In the July 2 issue of BioScience, researchers and conservation practitioners from 12 organizations presented the Marine Ecoregions of the World (MEOW), adding 232 coastal marine units to the 825 units on land.
Dr. Sara Lourie, a research associate at the Redpath Museum, was invited as a co-author based on her extensive knowledge of worldwide marine conservation planning, specializing in biodiversity in South-East Asia, sea-horses in particular.
“The beauty of the MEOW framework is that it provides a consistent, reliable tool for setting priorities in conservation decisions,” says Dr. Lourie. “In a way, mapping for conservation is beginning to reflect biodiversity itself.”
Mapping initiatives such as MEOW are breathing life into the fundamental, but often unappreciated, sciences of taxonomy (species) and biogeography (distributions), explains Lourie.
“Even as biodiversity is becoming a household word, the small number of people who are trained in taxonomy, natural history, and the basics of biodiversity is declining rapidly,” says Lourie. “I believe that the average age of taxonomists is about 60.”
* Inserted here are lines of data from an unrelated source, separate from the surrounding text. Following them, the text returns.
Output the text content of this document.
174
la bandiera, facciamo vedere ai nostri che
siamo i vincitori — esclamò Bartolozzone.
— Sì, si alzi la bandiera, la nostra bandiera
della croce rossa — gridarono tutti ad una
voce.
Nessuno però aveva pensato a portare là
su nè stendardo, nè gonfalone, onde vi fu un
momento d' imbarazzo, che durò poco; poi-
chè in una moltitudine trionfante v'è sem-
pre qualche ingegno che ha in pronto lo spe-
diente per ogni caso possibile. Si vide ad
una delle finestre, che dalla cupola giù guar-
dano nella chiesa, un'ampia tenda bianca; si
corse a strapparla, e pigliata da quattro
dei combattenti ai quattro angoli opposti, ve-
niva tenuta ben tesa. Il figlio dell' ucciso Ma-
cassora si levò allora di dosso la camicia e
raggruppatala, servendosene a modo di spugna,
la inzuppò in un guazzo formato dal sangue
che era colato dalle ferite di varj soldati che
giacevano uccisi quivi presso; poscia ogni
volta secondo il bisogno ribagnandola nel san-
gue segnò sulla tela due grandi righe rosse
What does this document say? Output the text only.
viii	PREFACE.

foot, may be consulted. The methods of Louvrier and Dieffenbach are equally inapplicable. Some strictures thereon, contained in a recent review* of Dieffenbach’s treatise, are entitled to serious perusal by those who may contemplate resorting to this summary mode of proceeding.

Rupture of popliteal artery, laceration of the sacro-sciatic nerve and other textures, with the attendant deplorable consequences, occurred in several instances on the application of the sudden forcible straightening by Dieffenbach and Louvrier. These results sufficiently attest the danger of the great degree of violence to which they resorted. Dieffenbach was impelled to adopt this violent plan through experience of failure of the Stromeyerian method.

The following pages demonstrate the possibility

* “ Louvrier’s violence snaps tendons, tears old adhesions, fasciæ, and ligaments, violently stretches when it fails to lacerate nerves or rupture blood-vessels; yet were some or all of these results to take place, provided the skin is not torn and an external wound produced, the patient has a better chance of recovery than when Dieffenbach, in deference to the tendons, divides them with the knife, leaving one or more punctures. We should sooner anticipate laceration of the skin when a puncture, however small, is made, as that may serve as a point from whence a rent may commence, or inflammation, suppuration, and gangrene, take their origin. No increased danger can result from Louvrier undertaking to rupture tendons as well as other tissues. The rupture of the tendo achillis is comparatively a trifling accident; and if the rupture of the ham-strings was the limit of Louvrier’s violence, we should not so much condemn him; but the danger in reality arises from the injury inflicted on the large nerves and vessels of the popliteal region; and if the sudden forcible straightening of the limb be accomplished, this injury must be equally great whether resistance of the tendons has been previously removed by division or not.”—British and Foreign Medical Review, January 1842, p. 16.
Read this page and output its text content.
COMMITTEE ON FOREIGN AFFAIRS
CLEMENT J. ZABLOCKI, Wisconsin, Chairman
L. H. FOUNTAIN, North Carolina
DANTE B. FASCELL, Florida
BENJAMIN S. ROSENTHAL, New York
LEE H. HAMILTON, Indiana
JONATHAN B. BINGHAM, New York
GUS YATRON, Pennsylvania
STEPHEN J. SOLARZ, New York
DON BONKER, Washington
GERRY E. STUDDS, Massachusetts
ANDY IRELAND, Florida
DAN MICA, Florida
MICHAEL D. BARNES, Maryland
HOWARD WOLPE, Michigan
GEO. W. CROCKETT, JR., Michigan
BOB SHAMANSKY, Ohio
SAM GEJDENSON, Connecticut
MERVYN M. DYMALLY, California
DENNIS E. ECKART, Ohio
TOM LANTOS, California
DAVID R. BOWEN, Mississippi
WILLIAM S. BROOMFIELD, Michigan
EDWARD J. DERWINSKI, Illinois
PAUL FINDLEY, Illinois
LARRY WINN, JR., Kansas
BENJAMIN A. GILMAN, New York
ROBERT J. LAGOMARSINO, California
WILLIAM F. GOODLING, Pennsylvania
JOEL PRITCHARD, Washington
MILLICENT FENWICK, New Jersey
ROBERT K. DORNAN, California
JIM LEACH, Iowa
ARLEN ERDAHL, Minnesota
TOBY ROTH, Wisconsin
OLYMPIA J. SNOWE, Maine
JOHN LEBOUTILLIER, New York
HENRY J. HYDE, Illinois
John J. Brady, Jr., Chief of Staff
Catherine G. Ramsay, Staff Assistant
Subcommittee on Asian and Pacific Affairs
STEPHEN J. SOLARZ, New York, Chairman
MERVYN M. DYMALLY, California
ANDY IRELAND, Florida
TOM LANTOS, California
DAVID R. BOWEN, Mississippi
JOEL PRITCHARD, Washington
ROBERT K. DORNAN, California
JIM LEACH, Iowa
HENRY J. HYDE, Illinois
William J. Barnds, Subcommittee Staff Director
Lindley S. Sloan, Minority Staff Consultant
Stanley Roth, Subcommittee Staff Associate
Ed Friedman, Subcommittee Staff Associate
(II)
Seahorses as conservation flagships
Lourie is an active partner of Project Seahorse, an international collaboration of biologists, social workers, and other practitioners whose mission is to conserve seahorses and the habitats in which they live while respecting the needs of the humans who depend on them.
Seahorses have been used for human purposes for centuries. During fieldwork for her doctoral thesis, Lourie learned that seahorses are common in remedies for respiratory and urinary ailments. They are tied to small fishing boats or hung on walls as good luck charms. Seahorses are also an alleged aphrodisiac. Like many other species, seahorses are in need of protection.
Seahorses are collected in very large numbers, and are declining in number around the world. This is partly because of direct capture for human use, but primarily because they end up as by-catch in commercial ships trawling for fish.
“Seahorses are just one charismatic example of many species damaged in the commercial fishing process,” says Lourie. “Ecoregions ought to be recognized by all countries, so that endangered fish populations can be adequately protected, even where they roam across political boundaries.”